How to Choose and Optimize Your Domain Name
Simply put, your domain name is your web address and deciding on what address to use can be challenging. If you’re an established business, your domain name was probably chosen quite some time ago. However, if you’re just starting out it is important that you consider several factors before settling on this important piece of the marketing puzzle. Follow these guidelines to set you (and your URL) up for success.
5 Steps to Setting Up a Domain Name
- KISS – Keep it short and simple
Domain names can be as long as 67 characters, but that doesn’t mean it should be. The shorter your URL, the easier it is for your audience to remember it. If your URL is too long, too difficult to spell or too hard to pronounce, you are doing yourself a disservice. Avoid words with multiple spellings. You have a great business. People want to tell their friends about it. Make it easy for them to do so.

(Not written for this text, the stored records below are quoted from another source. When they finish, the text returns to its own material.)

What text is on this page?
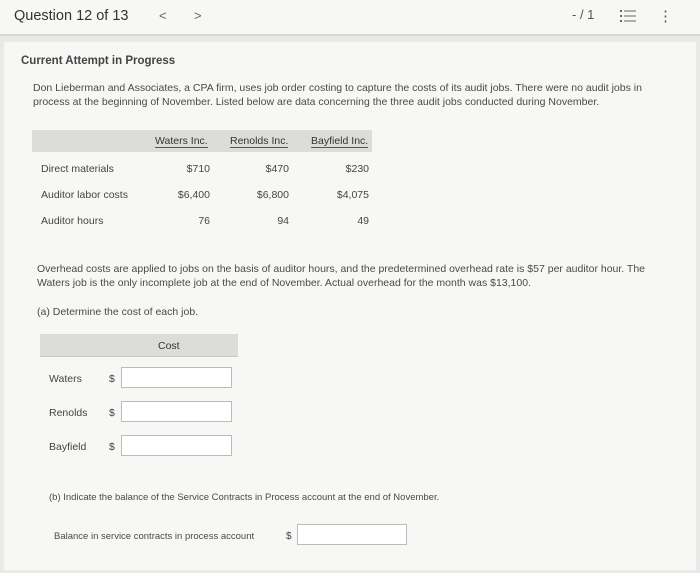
Question 12 of 13 < >	- / 1	⋮
Current Attempt in Progress
Don Lieberman and Associates, a CPA firm, uses job order costing to capture the costs of its audit jobs. There were no audit jobs in process at the beginning of November. Listed below are data concerning the three audit jobs conducted during November.
Waters Inc. Renolds Inc. Bayfield Inc.
Direct materials	$710	$470	$230
Auditor labor costs	$6,400	$6,800	$4,075
Auditor hours	76	94	49
Overhead costs are applied to jobs on the basis of auditor hours, and the predetermined overhead rate is $57 per auditor hour. The Waters job is the only incomplete job at the end of November. Actual overhead for the month was $13,100.
(a) Determine the cost of each job.
Cost
Waters	$
Renolds $
Bayfield $
(b) Indicate the balance of the Service Contracts in Process account at the end of November.
Balance in service contracts in process account	$
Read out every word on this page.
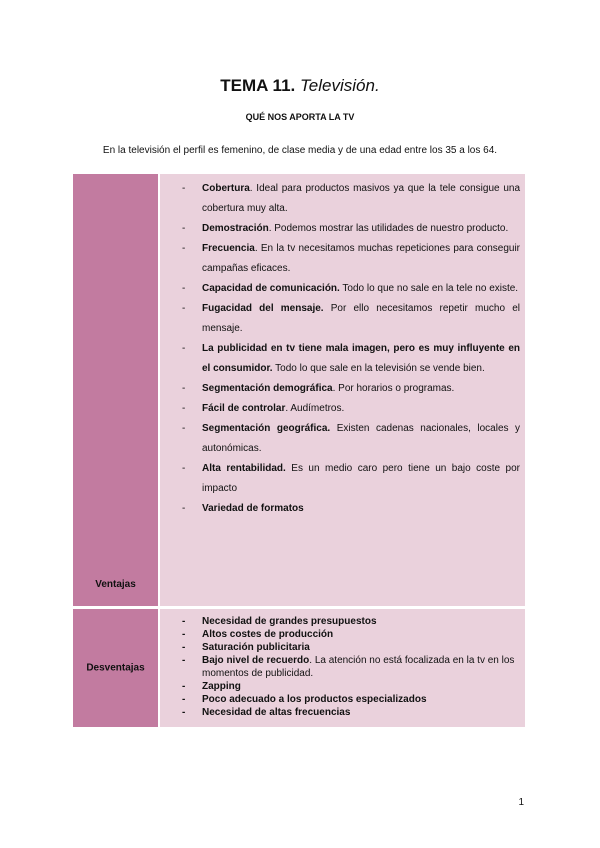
TEMA 11. Televisión.
QUÉ NOS APORTA LA TV
En la televisión el perfil es femenino, de clase media y de una edad entre los 35 a los 64.
Ventajas
- Cobertura. Ideal para productos masivos ya que la tele consigue una cobertura muy alta.
- Demostración. Podemos mostrar las utilidades de nuestro producto.
- Frecuencia. En la tv necesitamos muchas repeticiones para conseguir campañas eficaces.
- Capacidad de comunicación. Todo lo que no sale en la tele no existe.
- Fugacidad del mensaje. Por ello necesitamos repetir mucho el mensaje.
- La publicidad en tv tiene mala imagen, pero es muy influyente en el consumidor. Todo lo que sale en la televisión se vende bien.
- Segmentación demográfica. Por horarios o programas.
- Fácil de controlar. Audímetros.
- Segmentación geográfica. Existen cadenas nacionales, locales y autonómicas.
- Alta rentabilidad. Es un medio caro pero tiene un bajo coste por impacto
- Variedad de formatos
Desventajas
- Necesidad de grandes presupuestos
- Altos costes de producción
- Saturación publicitaria
- Bajo nivel de recuerdo. La atención no está focalizada en la tv en los momentos de publicidad.
- Zapping
- Poco adecuado a los productos especializados
- Necesidad de altas frecuencias
1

2. Don’t Use Hyphens Or Dashes In Your URL
Yes, it is true that hyphens help search engines distinguish keywords. Yes, domain name optimization is important. However, you may be doing more harm than good. If your website is I-have-a-great-business.com and you want to run a radio ad, it will sound like this “Visit I dash have dash a dash great dash business dot com.” Confused? Me too. Don’t forget to consider word of mouth marketing. You want people to talk about your business. However, when a potential customer is typing in your URL heard by someone else, the hyphens are usually left out. You just lost website traffic and a potential new customer.
3. Do be sure to brainstorm.
Choosing your domain name requires both strategy and creativity. There are over 225 million registered domain names, so it’s possible that the perfect URL you just thought of is already taken. Have a backup. And a backup to the backup. Ask your friends. Involve them in the brainstorming. Remember, when brainstorming, there are no dumb ideas. Throw some ideas around and see what sticks.
4. Don’t Copy Another URL.
I’ll say it again. Do not copy another URL. Make sure to check copyright.gov before settling on any domain name. Better safe than sorry. Starting a new business is hard enough without being sued for copyright or trademark infringement.
5. When in Doubt, Use .COM
There are of course instances in which another extension may be appropriate (.net, .biz), but a .COM is typically the way to go. For the casual internet user, this may the only extension they are familiar with. Additionally, businesses with other extensions are typically perceived as having less value by the average consumer.
Remember – these are just guidelines for choosing a new domain name. As with all guidelines, there are always exceptions, but I consider these to be domain name best practices. Don’t forget to be strategic, rational and creative. This is an important step in the branding of your business. I will discuss domain name optimization in later post.